“Ey kitâb ehli olanlar, dîniniz hususunda haddi aşmayın. Allah’a karşı hakk olandan başkasını söylemeyin. Meryem oğlu Mesîh İsâ yalnız Allah’ın Rasûlü ve kelimesidir ki, onu Meryem’e bırakmıştır. O, Allah tarafından yaratılan bir Rûh’tur. Artık Allah’a ve resûllerine inanın da (Allah) üçtür demeyin. Kendiniz için hayırlı olmak üzere bundan vazgeçin. Allah, ancak bir tek ilâhtır. O herhangi bir çocuğu bulunmaktan münezzehtir. Göklerde ne var, yerde ne varsa hepsi O ‘nundur. Hakîkî vekîl olmak bakımından da bizzat Allah yeter. Ne Mesîh, ne en yakın melekler Allah’ın kulu olmaktan asla çekinmezler. Kim O ‘na kulluktan çekinir ve kibirlenmek isterse (düşünsün ki Allah) onların hepsini huzurunda toplayacaktır” (en-Nisâ: 171-172).

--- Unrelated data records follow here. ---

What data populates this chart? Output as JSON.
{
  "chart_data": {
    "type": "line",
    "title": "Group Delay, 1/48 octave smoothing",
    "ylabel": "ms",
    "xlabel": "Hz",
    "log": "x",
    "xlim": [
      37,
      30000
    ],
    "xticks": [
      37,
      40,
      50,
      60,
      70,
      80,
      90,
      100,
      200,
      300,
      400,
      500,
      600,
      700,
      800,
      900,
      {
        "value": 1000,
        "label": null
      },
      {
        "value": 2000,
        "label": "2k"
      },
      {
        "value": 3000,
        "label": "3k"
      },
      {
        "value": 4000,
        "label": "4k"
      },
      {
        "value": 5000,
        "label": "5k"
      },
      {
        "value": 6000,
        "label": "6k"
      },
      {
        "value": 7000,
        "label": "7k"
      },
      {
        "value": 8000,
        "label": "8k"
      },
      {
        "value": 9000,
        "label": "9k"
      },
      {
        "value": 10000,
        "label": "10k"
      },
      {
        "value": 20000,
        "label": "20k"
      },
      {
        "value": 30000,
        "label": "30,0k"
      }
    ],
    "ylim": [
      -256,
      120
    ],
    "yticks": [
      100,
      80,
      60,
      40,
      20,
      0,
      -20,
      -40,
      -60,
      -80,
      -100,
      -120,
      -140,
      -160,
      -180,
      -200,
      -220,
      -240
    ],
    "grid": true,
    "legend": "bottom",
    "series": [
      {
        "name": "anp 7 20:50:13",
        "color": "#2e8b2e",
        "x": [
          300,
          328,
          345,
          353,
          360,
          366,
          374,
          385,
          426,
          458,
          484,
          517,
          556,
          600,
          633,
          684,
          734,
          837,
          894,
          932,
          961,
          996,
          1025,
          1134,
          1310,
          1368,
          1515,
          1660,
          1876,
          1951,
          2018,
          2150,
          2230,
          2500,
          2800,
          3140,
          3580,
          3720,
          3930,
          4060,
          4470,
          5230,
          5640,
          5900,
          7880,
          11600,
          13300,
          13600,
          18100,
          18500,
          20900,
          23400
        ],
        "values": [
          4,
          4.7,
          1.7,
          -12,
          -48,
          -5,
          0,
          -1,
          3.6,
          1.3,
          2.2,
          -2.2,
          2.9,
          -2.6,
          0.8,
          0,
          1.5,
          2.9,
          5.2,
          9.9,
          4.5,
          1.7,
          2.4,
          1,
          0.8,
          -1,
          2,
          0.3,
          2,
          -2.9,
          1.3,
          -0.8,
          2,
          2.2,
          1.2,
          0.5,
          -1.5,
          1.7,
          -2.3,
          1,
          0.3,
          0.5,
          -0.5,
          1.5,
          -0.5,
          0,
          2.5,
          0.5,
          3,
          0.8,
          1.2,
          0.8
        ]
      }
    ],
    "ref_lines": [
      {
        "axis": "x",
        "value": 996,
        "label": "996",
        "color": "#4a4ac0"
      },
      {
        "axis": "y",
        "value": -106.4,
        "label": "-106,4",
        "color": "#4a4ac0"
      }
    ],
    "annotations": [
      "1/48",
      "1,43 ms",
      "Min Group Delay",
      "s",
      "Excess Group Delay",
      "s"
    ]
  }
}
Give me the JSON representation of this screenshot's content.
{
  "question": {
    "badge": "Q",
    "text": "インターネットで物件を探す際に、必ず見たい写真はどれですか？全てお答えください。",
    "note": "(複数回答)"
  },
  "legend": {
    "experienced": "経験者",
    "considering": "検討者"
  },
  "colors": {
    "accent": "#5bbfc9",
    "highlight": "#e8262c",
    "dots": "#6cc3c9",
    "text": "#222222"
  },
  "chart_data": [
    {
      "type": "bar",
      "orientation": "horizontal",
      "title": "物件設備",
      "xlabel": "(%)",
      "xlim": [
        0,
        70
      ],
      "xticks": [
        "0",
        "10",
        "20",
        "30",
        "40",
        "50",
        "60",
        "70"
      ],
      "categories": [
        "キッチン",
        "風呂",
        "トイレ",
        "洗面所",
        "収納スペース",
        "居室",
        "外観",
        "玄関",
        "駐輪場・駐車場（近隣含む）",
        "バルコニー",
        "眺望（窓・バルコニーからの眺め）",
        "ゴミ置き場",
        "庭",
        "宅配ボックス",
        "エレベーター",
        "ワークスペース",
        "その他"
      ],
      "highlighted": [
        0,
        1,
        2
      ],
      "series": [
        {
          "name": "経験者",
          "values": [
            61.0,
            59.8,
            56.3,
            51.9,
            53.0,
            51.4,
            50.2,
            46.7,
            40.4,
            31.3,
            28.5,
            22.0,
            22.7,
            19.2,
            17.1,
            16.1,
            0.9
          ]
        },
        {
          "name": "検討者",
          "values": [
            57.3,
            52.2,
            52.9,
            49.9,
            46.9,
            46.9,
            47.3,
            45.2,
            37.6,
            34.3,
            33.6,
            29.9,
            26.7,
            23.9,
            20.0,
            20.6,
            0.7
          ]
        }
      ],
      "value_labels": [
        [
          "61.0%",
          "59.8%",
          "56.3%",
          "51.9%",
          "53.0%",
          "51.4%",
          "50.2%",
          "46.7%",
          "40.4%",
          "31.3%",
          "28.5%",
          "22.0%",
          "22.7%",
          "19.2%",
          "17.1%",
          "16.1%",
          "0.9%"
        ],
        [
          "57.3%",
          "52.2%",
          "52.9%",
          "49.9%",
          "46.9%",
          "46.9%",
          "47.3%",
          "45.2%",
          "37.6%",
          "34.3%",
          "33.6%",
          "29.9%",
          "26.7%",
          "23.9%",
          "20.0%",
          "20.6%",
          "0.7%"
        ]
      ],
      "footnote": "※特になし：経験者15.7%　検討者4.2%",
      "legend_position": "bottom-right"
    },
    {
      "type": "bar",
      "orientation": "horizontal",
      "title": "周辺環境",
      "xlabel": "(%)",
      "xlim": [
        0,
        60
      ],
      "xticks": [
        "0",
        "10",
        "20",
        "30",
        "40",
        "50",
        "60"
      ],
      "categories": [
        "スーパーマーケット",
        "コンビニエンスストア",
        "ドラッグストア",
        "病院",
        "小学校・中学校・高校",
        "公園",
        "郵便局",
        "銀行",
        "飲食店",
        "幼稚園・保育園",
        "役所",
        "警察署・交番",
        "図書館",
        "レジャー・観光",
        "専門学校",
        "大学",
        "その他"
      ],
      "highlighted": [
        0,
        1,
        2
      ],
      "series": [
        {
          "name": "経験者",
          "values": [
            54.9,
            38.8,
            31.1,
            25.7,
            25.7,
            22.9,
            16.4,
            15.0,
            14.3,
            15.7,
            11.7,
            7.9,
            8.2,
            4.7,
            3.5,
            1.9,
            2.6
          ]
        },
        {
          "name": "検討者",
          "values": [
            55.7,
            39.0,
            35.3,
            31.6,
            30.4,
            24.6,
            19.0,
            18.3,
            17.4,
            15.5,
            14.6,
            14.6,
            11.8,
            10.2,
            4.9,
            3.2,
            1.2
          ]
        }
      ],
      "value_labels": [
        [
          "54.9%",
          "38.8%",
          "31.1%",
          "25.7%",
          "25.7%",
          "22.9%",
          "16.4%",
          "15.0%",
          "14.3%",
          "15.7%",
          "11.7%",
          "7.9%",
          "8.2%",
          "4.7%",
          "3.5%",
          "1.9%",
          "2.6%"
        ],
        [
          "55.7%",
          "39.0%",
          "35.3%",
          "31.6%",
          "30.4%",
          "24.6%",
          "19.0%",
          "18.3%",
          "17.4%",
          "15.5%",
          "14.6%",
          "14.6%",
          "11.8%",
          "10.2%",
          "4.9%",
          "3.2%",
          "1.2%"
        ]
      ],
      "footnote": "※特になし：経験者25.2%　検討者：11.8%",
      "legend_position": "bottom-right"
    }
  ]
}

Ebû Ubeyd: “Kelimetuhû”, (baba ve nutfe vâsıtası olmaksızın) ol deyince olmasıdır, demiştir. Başkaları da “Ruhun minhu”, “Ona hayât verdi de bir rûh yaptı” demektir, dediler. “İlâhlar üçtür” demeyin ”
3472 Bana Cunâde ibnu EbîUmeyye, Ubeyde ibn Sâmit (radıyallahü anh)’ten tahdîs etti ki, Peygamber (sallallahü aleyhi ve sellem) şöyle buyurmuştur: “Her kim: Allah’tan başka ibâdet olunacak hiçbir ma’bûd yoktur, yalnız Allah vardır; ortağı yoktur, Muhammed de muhakkak Allah’ın kulu ve Rasûlü ‘dür. İsâ da Allah’ın kulu ve Rasûlü’dür. Ve (tekvînî bir emirle) Meryem’e bıraktığı bir kelimesidir ve (bu suretle) Allah tarafından hayât verilen bir ruhtur. Cennet haktır, cehennem de haktır, diye diliyle ikrar ve kalbiyle tasdik ederse, Allah o kimseyi cennete kor. O kul hangi mal üzerinde olursa (olsun ayırdetmez)”.
Râvî el-Velîd dedi ki: Bana İbnu Câbir, Umeyr’den; o da Cunâde’den tahdîs etti de “Cennetin sekiz kapısından hangisini isterse oradan” fıkrasını ziyâde etti.